Biden Admin Outsources Congressionally Mandated China Threat Report to Undergrads

'This report is literally the opposite of adults being back in charge,' Ted Cruz says

Xi Jinping (Feng Li/Getty Images)
January 24, 2024

The State Department outsourced the authorship of a congressionally mandated report on the threat posed by Communist China to six undergraduate college students, drawing accusations that the Biden administration is not taking the matter seriously.

As part of the 2023 National Defense Authorization Act (NDAA), the State Department was tasked with producing a report on the Chinese Communist Party's efforts to censor and intimidate Americans. The issue has fueled bipartisan concerns in Congress as China's government orchestrates propaganda campaigns inside the United States and works to silence its critics.

The final nonpublic report was transmitted to Congress earlier this month and obtained by the Washington Free Beacon. It was authored by six undergraduate students from James Madison University and "does not represent the views of the Executive Branch," according to a cover letter included on the document.

At least one lawmaker who reviewed the report was surprised to learn the State Department outsourced such a sensitive matter to a team of college undergrads, telling the Free Beacon it is a sign that the Biden administration is not taking China's malign activities in the United States seriously.

"This report confirms, again, that the Biden administration is simply unserious about confronting the full range of threats posed by the CCP," Sen. Ted Cruz (R., Texas), a member of the Senate Foreign Relations Committee, told the Free Beacon. "No doubt these students are talented, but this report is literally the opposite of adults being back in charge."

"The Chinese Communist Party," Cruz added, "spends billions on propaganda and censorship, with the goal of controlling what Americans see, hear, and ultimately think.
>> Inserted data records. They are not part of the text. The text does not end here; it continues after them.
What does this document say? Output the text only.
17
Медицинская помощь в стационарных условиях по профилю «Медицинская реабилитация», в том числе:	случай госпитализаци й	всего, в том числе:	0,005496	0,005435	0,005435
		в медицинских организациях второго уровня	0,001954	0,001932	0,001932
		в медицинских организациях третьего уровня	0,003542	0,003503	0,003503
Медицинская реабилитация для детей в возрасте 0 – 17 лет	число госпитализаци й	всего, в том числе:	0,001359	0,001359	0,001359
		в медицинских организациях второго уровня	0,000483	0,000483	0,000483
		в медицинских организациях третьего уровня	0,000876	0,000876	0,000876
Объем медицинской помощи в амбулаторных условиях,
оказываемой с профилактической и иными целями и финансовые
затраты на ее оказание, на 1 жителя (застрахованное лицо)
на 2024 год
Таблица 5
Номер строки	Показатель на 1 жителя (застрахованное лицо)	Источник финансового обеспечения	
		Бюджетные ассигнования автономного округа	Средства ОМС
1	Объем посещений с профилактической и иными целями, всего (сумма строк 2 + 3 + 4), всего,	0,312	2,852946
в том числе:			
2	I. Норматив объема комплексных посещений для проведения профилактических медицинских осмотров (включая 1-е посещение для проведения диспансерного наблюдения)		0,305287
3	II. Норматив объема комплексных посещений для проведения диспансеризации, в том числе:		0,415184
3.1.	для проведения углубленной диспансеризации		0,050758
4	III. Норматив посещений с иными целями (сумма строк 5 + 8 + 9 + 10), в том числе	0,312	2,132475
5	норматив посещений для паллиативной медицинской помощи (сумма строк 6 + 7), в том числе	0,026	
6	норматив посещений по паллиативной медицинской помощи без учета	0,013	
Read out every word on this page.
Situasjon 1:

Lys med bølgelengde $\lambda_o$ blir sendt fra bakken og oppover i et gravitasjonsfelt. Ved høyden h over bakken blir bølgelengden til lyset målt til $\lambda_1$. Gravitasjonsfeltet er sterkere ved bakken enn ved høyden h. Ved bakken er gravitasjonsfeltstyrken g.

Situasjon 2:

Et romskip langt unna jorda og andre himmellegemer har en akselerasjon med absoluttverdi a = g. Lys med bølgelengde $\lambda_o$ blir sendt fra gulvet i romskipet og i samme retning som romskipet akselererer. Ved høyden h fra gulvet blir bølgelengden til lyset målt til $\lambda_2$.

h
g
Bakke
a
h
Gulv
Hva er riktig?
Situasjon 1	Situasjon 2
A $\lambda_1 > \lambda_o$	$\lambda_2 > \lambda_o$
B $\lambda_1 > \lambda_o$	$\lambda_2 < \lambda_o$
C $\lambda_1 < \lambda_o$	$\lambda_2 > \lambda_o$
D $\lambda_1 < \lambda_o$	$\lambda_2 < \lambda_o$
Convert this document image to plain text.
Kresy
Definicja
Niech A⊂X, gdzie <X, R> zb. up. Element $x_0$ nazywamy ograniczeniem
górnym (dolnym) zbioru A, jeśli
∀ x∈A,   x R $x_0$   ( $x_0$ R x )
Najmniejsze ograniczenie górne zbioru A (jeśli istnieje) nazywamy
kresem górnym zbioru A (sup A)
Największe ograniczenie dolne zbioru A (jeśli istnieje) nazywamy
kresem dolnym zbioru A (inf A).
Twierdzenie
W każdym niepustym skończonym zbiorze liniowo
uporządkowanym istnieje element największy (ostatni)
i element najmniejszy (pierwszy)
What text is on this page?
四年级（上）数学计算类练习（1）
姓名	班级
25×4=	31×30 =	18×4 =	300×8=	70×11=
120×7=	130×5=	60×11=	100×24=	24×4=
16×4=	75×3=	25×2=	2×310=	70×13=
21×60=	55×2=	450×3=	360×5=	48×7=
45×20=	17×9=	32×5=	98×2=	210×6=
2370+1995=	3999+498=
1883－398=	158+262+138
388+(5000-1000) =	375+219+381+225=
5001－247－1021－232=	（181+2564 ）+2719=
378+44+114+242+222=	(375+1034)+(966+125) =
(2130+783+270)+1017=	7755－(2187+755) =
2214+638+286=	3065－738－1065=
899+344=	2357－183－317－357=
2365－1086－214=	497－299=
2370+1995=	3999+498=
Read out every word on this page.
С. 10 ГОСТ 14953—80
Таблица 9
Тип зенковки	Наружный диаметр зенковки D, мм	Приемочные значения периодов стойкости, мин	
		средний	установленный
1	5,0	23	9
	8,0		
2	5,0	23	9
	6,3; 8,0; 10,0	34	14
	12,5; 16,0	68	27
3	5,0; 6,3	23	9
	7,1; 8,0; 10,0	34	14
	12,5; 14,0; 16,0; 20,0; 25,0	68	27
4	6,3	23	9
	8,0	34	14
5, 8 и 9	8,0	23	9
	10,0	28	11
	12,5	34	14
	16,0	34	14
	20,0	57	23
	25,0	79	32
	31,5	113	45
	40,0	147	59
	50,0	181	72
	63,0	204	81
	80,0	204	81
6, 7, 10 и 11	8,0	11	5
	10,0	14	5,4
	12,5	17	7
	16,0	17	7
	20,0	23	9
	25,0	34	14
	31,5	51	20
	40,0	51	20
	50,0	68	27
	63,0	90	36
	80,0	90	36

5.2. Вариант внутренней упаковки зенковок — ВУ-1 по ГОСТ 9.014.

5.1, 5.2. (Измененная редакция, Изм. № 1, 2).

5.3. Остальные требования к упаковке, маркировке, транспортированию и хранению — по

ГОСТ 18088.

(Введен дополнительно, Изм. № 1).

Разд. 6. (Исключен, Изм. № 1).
These activities pose an acute national security risk to Americans."

The State Department confirmed that the reporting mandate was handed over to James Madison University and said that U.S. officials did not play any role in producing the analysis or providing guidance.

"The Department entered into an agreement with James Madison University to write the independent report through the Diplomacy Lab Project, and the Department did not select the specific authors nor exercise editorial authority over the report," a State Department spokesman told the Free Beacon.

Congress required the secretary of state to "enter into an agreement with a qualified research entity that is independent of the Department of State to write a report on censorship and intimidation in the United States," according to the reporting requirement written by Congress.

Cruz said that lawmakers did not anticipate the report would end up being authored by college students.

The topic and origin of the congressional mandate made the choice particularly unusual. The language instructing the State Department to contract for the report was laid out in the NDAA, a vehicle used in Congress to address national security and defense issues annually, and dealt with Chinese coercion of American citizens, a charged and delicate topic, according to a congressional source who reviewed the materials.

All six of the students are members of James Madison's class of 2024 and are studying either political science or international affairs. Just one is listed as specializing "in coursework regarding China and its trade practices, the politics and economics of the European Union, and international trade law."

The report details "how China's censorship and intimidation of U.S. citizens domestically, and U.S. businesses in China[,] pose a serious threat to the United States."

It discusses how "American businesses are censored" by China and reviews several examples of the CCP's repressive tactics.

The report includes policy recommendations for Congress, such as passing laws to protect consumer data on social media. The report also advocates for a "policy to support American business in China" and "policy and positions against physical surveillance" by the CCP.